This function enables the use of Mixed Effects Random Forests (MERFs) by effectively
combining a random forest from ranger with a model capturing random effects from
lme4. The MERF algorithm is an algorithmic procedure reminiscent of an EM-algorithm
(see Details). The function is the base-function for the wrapping function (SAEforest_model
and should not be directly used by the ordinary user. Recommended exceptions are applications exceeding
the scope of existing wrapper functions or further research. The function MERFranger
allows to model complex patterns of structural relations (see Examples). The function returns
an object of class MERFranger
, which can be used to produce unit-level predictions. In contrast to
the wrapping functions, this function does not directly provide SAE estimates on domain-specific indicators.
Usage
MERFranger(
Y,
X,
random,
data,
importance = "none",
initialRandomEffects = 0,
ErrorTolerance = 1e-04,
MaxIterations = 25,
na.rm = TRUE,
...
)
Arguments
- Y
Continuous input value of target variable.
- X
Matrix of predictive covariates.
- random
Specification of random effects terms following the syntax of lmer.
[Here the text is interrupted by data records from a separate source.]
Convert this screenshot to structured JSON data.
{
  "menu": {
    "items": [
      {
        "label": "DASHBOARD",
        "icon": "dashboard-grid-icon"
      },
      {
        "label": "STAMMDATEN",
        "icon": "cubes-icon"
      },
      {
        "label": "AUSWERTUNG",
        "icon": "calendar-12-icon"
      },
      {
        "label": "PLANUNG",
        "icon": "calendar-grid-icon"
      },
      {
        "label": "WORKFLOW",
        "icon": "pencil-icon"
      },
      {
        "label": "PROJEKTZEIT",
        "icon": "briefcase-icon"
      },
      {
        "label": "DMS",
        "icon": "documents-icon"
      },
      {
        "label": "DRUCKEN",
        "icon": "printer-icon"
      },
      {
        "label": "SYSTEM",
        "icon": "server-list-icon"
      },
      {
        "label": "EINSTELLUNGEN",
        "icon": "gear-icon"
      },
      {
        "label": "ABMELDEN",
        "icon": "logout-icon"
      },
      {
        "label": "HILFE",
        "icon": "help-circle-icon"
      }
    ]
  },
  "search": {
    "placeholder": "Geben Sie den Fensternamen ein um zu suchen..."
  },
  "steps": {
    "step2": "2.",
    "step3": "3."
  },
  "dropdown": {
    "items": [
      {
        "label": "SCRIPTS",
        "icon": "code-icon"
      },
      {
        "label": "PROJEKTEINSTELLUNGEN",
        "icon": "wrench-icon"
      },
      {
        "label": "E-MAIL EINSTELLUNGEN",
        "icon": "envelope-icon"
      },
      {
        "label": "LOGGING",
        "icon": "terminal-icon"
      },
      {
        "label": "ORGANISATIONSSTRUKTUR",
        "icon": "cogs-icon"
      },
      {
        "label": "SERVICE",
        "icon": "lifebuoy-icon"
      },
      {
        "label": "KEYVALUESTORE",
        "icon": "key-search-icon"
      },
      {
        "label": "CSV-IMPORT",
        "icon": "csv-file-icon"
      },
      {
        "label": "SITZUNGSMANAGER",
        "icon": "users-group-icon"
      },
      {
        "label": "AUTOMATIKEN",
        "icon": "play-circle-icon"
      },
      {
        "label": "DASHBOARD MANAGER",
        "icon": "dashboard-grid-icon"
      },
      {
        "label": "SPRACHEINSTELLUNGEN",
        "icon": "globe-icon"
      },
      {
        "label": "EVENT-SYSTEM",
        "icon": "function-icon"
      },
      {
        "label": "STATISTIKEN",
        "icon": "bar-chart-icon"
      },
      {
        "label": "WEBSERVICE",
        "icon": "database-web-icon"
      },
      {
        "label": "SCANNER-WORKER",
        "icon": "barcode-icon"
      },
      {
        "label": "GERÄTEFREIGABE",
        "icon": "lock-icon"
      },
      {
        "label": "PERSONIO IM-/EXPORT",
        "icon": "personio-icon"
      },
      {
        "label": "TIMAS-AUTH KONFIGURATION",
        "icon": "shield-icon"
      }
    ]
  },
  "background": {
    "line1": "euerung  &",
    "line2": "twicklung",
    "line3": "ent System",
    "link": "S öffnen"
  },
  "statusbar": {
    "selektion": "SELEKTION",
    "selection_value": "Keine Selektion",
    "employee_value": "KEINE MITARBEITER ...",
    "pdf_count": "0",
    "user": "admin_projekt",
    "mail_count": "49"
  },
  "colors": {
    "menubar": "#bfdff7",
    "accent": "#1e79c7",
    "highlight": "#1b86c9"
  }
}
Random effect terms are specified by vertical bars
(|)
separating expressions for design matrices from grouping factors. For further details see lmer and the example below.- data
data.frame of sample data including the specified elements of
Y
andX
.- importance
Variable importance mode processed by the random forest from the ranger. Must be 'none', 'impurity', 'impurity_corrected', 'permutation'. For further details see ranger.
- initialRandomEffects
Numeric value or vector of initial estimate of random effects. Defaults to 0.
- ErrorTolerance
Numeric value to monitor the MERF algorithm's convergence. Defaults to 1e-04.
- MaxIterations
Numeric value specifying the maximal amount of iterations for the MERF algorithm. Defaults to 25.
- na.rm
Logical. Whether missing values should be removed. Defaults to
TRUE
.- ...
Additional parameters are directly passed to the random forest ranger. Most important parameters are for instance
mtry
(number of variables to possibly split at in each node), ornum.trees
(number of trees). For further details on possible parameters see ranger and the example below.
Value
An object of class MERFranger includes the following elements:
Forest
A random forest of class ranger modelling fixed effects of the model.
EffectModel
A model of random effects of class
merMod
capturing structural components of MERFs and modeling random components.RandomEffects
List element containing the values of random intercepts from
EffectModel
.RanEffSD
Numeric value of the standard deviation of random intercepts.
ErrorSD
Numeric value of standard deviation of unit-level errors.
VarianceCovariance
VarCorr matrix from
EffectModel
.LogLik
Vector with numerical entries showing the loglikelihood of the MERF algorithm.
IterationsUsed
Numeric number of iterations used until convergence of the MERF algorithm.
OOBresiduals
Vector of OOB-residuals.
Random
Character specifying the random intercept in the random effects model.
ErrorTolerance
Numerical value to monitor the MERF algorithm's convergence.
initialRandomEffects
Numeric value or vector of initial specification of random effects.
MaxIterations
Numeric value specifying the maximal amount of iterations for the MERF algorithm.
Details
There exists a generic function for predict
for objects obtained by MERFranger
.
The MERF algorithm iteratively optimizes two separate steps: a) the random forest function, assuming the random effects term to be correct and b) estimates the random effects part, assuming the OOB-predictions from the forest to be correct. Overall convergence of the algorithm is monitored by the log-likelihood of a joint model of both components. For further details see Krennmair & Schmid (2022) or Hajjem et al. (2014).
Note that the MERFranger
object is a composition of elements from a random forest of class
ranger
and a random effects model of class merMod
. Thus, all generic functions are
applicable to corresponding objects. For further details on generic functions see ranger
and lmer
as well as the examples below.
References
Hajjem, A., Bellavance, F., & Larocque, D. (2014). Mixed-Effects Random Forest for Clustered Data. Journal of Statistical Computation and Simulation, 84 (6), 1313–1328.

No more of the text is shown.